Tsvangirai’s legacy under threat

Morgan Tsvangirai addresses an election rally in 2005. Photograph: STR/AFP/Getty Images

Tsvangirai’s legacy is now under threat. The day after his death, one of the party’s Vice-Presidents, Nelson Chamisa, anointed himself Acting President of the MDC-T. Chamisa and his allies made the announcement from the MDC-T head office in central Harare while others in the executive were at Tsvangirai’s residence in the suburbs discussing funeral arrangements.

According to Secretary-General Douglas Mwonzora, the MDC-T leadership had agreed to postpone discussions about succession until after the burial. Chamisa’s swift takeover has angered others in the party executive.

Chamisa, who turned 40 on 2 February, claims that he has the support of the youth wing, which he used to chair, and Tsvangirai’s endorsement to carry the party to the next generation.

Chamisa’s takeover was evidently planned some time in advance. At memorial events for Tsvangirai last week, he was always accompanied by a rowdy group of youthful supporters wearing party T-shirts with Tsvangirai’s face on one side and Chamisa’s face on the other.

A pastor and a lawyer, he is a charismatic speaker and has tens of thousands of followers on social media. Despite the grandstanding, Chamisa is not guaranteed the party leadership.

Mwonzora and other executives have called for a 5 000-member congress to elect the new party president. They are mobilising disgruntled MDC-T rank-and-file members to vote against Chamisa, citing what they say is his breach of party rules.

When Tsvangirai died, the MDC-T had three vice-presidents: Thokozani Khupe, Elias Mudzuri and Chamisa. Khupe was elected at the 2006 congress; Chamisa and Mudzuri were appointed by Tsvangirai in 2016 but their positions were never confirmed in a vote.

Before Tsvangirai’s death, Mudzuri claimed that Tsvangirai had appointed him to act as President in his absence. Khupe claims that she is the only legitimate Vice-President, as she was elected by the people.

On 20 February there were reports that youths working for Chamisa had attacked Khupe and tried to chase her away from Tsvangirai’s funeral. Chamisa then used his funeral address as a campaign speech for the presidency.

To resolve the leadership issue, the MDC-T will have to hold a congress, either to legitimise Chamisa or to elect another leader backed by the party’s structures. This will take time and funds, both in short supply.

National multiparty elections are set for July or August, perhaps sooner. To take on ZANU-PF, much revived under Emmerson Mnangagwa’s leadership, the MDC would have to focus its organisation and meagre funds on campaigning against a particularly canny foe.

If the MDC president cannot win over most of the party’s structures, a major schism is on the cards. It won’t be the MDC’s first. Big splits in 2005, and again in 2015, cost the party as it lost critical seats in parliament, especially after the MDC-T decided to boycott by-elections following the expulsion of its MPs.

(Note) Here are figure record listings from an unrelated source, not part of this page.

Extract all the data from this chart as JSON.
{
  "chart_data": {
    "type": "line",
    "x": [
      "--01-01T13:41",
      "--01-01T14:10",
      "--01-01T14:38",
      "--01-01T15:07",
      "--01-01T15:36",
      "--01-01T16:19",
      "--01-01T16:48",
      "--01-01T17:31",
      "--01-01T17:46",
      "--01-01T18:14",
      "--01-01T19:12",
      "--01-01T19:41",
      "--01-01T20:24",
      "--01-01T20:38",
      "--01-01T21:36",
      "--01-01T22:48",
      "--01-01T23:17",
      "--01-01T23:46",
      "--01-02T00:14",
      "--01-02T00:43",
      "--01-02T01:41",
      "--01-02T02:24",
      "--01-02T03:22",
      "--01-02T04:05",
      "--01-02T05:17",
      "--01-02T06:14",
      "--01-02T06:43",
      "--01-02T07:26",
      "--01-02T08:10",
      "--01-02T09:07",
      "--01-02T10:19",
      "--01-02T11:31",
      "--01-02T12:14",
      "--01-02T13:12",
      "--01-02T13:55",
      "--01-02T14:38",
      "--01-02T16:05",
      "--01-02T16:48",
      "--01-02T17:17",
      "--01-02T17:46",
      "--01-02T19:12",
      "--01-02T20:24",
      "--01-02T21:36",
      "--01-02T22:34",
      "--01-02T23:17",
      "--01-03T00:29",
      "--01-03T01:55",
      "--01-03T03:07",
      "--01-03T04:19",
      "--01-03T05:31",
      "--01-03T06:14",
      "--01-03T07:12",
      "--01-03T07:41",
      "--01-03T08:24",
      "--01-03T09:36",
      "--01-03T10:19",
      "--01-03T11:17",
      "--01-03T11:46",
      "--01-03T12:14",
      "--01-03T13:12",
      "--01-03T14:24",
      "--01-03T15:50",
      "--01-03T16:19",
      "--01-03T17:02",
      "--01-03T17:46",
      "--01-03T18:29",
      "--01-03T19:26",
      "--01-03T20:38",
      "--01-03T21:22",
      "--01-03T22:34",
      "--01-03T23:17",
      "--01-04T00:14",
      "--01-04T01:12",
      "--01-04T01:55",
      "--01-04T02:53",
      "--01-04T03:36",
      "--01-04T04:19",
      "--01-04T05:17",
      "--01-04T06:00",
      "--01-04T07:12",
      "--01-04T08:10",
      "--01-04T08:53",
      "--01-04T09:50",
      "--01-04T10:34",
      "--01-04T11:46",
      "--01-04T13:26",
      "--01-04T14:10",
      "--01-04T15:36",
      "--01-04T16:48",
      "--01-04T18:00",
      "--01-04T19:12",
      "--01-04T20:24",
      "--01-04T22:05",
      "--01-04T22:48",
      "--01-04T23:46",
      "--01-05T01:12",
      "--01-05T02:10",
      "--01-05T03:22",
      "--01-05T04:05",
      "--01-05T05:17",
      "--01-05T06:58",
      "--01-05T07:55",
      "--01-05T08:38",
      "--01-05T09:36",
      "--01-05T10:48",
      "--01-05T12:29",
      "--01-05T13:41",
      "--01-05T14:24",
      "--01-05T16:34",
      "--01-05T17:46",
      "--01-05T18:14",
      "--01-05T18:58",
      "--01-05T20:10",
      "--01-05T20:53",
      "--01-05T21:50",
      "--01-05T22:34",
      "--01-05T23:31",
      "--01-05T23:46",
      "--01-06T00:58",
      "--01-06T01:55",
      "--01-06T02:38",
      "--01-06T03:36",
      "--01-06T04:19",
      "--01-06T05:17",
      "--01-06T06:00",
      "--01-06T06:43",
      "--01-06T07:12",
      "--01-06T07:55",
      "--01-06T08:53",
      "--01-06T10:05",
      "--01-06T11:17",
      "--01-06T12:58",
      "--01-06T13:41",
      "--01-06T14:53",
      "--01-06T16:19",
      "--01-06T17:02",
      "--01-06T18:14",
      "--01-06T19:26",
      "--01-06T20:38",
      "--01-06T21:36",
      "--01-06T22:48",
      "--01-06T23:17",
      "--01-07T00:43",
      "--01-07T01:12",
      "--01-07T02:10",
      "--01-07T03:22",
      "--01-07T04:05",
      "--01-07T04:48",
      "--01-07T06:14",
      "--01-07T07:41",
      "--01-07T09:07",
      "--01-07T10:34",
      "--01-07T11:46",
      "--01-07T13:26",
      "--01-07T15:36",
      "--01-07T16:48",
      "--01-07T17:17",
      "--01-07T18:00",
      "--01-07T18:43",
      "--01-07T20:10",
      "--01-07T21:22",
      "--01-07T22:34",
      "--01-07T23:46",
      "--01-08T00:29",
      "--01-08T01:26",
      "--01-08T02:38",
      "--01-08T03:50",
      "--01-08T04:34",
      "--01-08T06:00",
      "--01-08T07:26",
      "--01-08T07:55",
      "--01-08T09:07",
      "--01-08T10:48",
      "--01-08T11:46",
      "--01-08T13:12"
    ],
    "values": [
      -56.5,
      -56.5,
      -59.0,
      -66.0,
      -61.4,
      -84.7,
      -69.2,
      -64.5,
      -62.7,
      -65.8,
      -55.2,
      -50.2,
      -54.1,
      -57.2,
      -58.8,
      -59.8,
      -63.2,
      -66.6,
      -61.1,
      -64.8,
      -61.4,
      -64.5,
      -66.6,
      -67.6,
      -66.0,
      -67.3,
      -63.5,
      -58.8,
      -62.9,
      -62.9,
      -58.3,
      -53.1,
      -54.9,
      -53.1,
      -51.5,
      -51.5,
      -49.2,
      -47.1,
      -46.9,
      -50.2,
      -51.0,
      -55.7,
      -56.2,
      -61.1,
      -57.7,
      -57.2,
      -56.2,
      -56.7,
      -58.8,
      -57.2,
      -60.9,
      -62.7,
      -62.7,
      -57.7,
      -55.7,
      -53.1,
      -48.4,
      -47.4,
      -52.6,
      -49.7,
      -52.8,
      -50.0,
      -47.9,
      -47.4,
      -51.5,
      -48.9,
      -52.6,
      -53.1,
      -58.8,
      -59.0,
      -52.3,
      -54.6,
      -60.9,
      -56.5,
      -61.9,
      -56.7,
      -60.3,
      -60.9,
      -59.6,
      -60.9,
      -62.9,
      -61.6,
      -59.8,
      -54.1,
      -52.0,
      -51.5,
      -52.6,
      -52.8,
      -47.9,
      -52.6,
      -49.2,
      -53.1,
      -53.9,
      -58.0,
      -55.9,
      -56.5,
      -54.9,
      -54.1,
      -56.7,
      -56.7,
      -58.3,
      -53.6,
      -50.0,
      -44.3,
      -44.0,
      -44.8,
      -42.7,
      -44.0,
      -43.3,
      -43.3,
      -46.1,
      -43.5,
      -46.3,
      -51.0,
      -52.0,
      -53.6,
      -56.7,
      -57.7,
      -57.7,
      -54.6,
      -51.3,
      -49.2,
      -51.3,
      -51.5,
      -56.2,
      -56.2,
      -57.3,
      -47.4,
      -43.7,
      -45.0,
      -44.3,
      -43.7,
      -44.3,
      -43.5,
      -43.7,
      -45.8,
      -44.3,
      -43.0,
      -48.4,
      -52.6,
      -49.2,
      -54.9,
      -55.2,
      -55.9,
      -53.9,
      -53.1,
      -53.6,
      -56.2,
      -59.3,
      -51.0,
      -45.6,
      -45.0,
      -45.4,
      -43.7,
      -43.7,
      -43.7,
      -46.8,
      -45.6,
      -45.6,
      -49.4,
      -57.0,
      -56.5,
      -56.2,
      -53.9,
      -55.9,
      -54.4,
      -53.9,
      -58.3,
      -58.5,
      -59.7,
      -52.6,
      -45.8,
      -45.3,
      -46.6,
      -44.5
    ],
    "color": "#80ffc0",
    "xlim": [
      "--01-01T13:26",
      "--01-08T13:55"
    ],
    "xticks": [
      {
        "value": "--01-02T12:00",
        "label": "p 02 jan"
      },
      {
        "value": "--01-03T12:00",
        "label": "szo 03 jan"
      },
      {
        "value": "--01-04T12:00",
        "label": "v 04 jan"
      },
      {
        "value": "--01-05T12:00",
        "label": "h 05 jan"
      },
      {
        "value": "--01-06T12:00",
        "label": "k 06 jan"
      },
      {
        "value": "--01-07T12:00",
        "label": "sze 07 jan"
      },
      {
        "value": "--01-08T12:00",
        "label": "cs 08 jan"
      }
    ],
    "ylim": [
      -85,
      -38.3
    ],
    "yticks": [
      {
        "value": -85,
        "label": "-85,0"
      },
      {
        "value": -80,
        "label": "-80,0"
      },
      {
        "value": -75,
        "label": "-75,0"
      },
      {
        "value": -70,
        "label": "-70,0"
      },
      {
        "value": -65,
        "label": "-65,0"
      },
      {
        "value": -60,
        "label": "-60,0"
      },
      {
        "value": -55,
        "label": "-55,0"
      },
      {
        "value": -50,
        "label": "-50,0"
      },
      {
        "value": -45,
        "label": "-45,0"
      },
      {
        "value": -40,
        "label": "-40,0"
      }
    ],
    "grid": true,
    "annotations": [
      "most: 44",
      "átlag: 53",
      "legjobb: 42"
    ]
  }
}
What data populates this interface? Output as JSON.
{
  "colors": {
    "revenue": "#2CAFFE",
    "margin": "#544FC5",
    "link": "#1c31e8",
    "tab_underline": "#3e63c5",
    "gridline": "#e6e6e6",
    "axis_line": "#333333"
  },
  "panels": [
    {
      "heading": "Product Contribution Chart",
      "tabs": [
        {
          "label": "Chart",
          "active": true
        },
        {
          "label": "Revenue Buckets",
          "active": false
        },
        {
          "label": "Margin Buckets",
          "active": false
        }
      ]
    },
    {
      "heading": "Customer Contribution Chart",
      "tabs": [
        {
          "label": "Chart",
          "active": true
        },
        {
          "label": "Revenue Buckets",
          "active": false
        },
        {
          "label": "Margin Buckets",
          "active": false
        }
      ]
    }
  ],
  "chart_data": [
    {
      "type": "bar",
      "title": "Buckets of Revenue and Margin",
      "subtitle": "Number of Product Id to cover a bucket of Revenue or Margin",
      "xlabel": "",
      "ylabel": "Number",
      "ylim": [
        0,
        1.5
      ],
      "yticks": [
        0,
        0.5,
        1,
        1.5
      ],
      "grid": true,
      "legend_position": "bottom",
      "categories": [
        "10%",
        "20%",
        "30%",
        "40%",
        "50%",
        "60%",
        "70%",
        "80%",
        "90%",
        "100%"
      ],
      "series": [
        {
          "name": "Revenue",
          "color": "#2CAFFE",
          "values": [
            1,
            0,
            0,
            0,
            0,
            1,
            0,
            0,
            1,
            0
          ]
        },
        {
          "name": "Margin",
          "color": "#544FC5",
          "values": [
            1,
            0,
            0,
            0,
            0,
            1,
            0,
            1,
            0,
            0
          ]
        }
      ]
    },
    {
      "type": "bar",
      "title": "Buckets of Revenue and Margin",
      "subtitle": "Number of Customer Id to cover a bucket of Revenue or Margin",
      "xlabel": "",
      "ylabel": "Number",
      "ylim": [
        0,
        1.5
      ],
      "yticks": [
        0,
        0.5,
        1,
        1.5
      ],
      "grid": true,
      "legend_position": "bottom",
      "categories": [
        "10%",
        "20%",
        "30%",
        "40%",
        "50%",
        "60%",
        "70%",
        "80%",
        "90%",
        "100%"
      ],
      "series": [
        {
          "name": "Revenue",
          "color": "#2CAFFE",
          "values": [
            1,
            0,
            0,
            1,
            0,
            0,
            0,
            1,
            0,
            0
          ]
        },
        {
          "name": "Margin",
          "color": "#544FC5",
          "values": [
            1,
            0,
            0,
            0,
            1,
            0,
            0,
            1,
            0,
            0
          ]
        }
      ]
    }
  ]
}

The state tolerates opposition politics better than it did when Tsvangirai held his first MDC rallies in 1999 and began to carve out a space for opposition. Yet without a figure to unite around, the MDC could lose the local momentum that gave the party its grass-roots support. Chamisa is popular on social media but lacks Tsvangirai’s broad appeal and the support of rural voters.

This year’s election was always going to be difficult for the opposition. ZANU-PF campaigners can rely as ever on the logistical support of the state machinery and propaganda support from the state media.

President Mnangagwa, who announced four days of mourning for his countryman Tsvangirai, is proving far more agile than his rivals had expected. With the aid of savvy advisors such as the trade law expert and novelist Petina Gappah, Mnangagwa has been transforming his international persona from party bruiser to pragmatic man of the people.

He has benefited greatly from the post-Mugabe effect. His pledges of economic reforms, abrogating the indigenisation laws, and reinstatement of property rights have already won him strong support from foreign companies and Western diplomats. Reports – whether real or spurious – that he faces heavy pressure from the armed forces could help position him as a bulwark against a full military takeover.

Mnangagwa has also promised free and fair elections. If he wins on the back of broadly credible elections with minimal violence, most of the internationals, with the exception of Washington, are likely to back him. Faced with those realities, disunity among the opposition parties and factions could presage electoral disaster.